Françoise Mazet, dans sa traduction des Yoga-Sūtras (Albin Michel), rend ce texte accessible en français tout en préservant sa densité. B.K.S. Iyengar, dans Lumière sur les Yoga Sūtra de Patañjali, en propose une lecture incarnée, nourrie par des décennies de pratique posturale et respiratoire, le texte y est éclairé non pas seulement comme philosophie mais comme expérience vécue du corps et du souffle. Pierre-Sylvain Filliozat, dans Le Yoga Soutra de Patanjali : des chemins au fin mot (L’Harmattan, 2020), propose un commentaire qui met en lumière la rigueur contemplative de ce texte et sa portée libératrice. Chip Hartranft, dans The Yoga-Sūtra of Patañjali (Shambhala, 2003), prolonge cette lecture en insistant sur la dimension de souveraineté psychique qu’implique la démarche de Patañjali.

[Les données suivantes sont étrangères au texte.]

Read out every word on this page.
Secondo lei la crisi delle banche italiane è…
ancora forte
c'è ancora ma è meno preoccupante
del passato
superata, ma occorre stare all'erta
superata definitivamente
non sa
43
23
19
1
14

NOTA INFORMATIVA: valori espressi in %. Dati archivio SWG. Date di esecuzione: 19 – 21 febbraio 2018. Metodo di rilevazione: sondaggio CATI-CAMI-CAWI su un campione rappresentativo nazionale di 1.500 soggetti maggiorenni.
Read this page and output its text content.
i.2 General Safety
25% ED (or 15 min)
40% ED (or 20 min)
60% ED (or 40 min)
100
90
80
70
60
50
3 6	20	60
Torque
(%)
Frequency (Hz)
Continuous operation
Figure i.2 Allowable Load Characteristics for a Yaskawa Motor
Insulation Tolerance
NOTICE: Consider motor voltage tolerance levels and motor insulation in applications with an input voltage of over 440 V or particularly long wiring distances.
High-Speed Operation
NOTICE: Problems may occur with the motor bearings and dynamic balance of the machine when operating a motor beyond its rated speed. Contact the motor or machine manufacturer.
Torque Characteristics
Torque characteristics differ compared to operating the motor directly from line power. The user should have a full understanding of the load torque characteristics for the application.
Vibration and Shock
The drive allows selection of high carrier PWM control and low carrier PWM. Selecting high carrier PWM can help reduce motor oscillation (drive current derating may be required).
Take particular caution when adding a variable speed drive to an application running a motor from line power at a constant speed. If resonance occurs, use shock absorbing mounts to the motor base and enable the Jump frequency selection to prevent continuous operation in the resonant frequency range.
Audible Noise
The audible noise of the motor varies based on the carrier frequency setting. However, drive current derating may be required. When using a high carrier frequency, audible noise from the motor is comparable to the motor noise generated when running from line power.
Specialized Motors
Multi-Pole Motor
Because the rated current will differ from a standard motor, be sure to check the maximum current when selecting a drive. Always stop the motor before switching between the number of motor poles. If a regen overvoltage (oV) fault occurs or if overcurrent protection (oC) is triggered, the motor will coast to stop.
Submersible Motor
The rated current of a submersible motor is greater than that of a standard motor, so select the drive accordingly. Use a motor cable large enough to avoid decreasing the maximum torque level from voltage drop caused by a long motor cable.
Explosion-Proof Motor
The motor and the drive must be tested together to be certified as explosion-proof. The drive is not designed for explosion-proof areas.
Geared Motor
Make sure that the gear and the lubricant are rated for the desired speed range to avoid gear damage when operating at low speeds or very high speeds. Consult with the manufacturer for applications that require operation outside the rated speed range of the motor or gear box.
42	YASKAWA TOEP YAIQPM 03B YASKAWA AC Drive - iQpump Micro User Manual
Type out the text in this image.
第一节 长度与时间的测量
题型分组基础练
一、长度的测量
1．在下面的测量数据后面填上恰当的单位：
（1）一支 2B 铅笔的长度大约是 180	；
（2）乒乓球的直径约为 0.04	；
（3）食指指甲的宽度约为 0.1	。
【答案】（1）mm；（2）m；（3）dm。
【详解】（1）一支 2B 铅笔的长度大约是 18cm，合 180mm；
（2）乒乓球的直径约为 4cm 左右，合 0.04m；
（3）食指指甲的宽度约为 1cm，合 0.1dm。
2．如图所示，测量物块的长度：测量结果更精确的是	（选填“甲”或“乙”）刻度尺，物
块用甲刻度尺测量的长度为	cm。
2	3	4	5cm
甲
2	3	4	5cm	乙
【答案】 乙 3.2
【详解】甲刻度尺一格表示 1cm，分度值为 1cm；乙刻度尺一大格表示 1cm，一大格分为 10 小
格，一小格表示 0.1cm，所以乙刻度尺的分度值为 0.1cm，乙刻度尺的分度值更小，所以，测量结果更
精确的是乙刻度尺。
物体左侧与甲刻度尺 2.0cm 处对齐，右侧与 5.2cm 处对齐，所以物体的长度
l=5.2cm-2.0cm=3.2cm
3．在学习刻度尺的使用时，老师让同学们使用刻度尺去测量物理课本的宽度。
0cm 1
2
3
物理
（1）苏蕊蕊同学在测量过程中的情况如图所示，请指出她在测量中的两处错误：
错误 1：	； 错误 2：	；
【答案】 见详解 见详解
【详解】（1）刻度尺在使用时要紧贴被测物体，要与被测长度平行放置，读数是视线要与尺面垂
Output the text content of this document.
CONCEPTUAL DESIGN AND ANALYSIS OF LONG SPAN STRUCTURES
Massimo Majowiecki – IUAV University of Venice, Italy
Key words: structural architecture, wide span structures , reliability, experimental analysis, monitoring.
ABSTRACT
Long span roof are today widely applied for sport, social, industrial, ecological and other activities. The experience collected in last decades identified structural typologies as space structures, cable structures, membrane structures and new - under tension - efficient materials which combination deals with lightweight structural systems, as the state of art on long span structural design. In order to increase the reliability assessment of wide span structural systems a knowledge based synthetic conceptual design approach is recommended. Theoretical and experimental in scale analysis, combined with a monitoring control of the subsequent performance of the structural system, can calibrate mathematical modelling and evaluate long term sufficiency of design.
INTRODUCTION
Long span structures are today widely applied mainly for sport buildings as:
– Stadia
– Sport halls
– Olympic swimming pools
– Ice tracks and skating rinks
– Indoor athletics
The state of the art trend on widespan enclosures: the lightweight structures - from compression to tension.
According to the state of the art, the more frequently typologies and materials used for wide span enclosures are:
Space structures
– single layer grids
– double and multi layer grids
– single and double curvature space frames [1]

Jiddu Krishnamurti, dans Se libérer du connu, prolonge à sa manière cette exigence de Patañjali : observer les conditionnements de l’esprit sans s’y identifier, se défaire des structures mentales héritées pour accéder à une perception directe. Sans se revendiquer du yoga, il en retrouve le geste fondamental — cette résistance intérieure aux formes figées de la pensée.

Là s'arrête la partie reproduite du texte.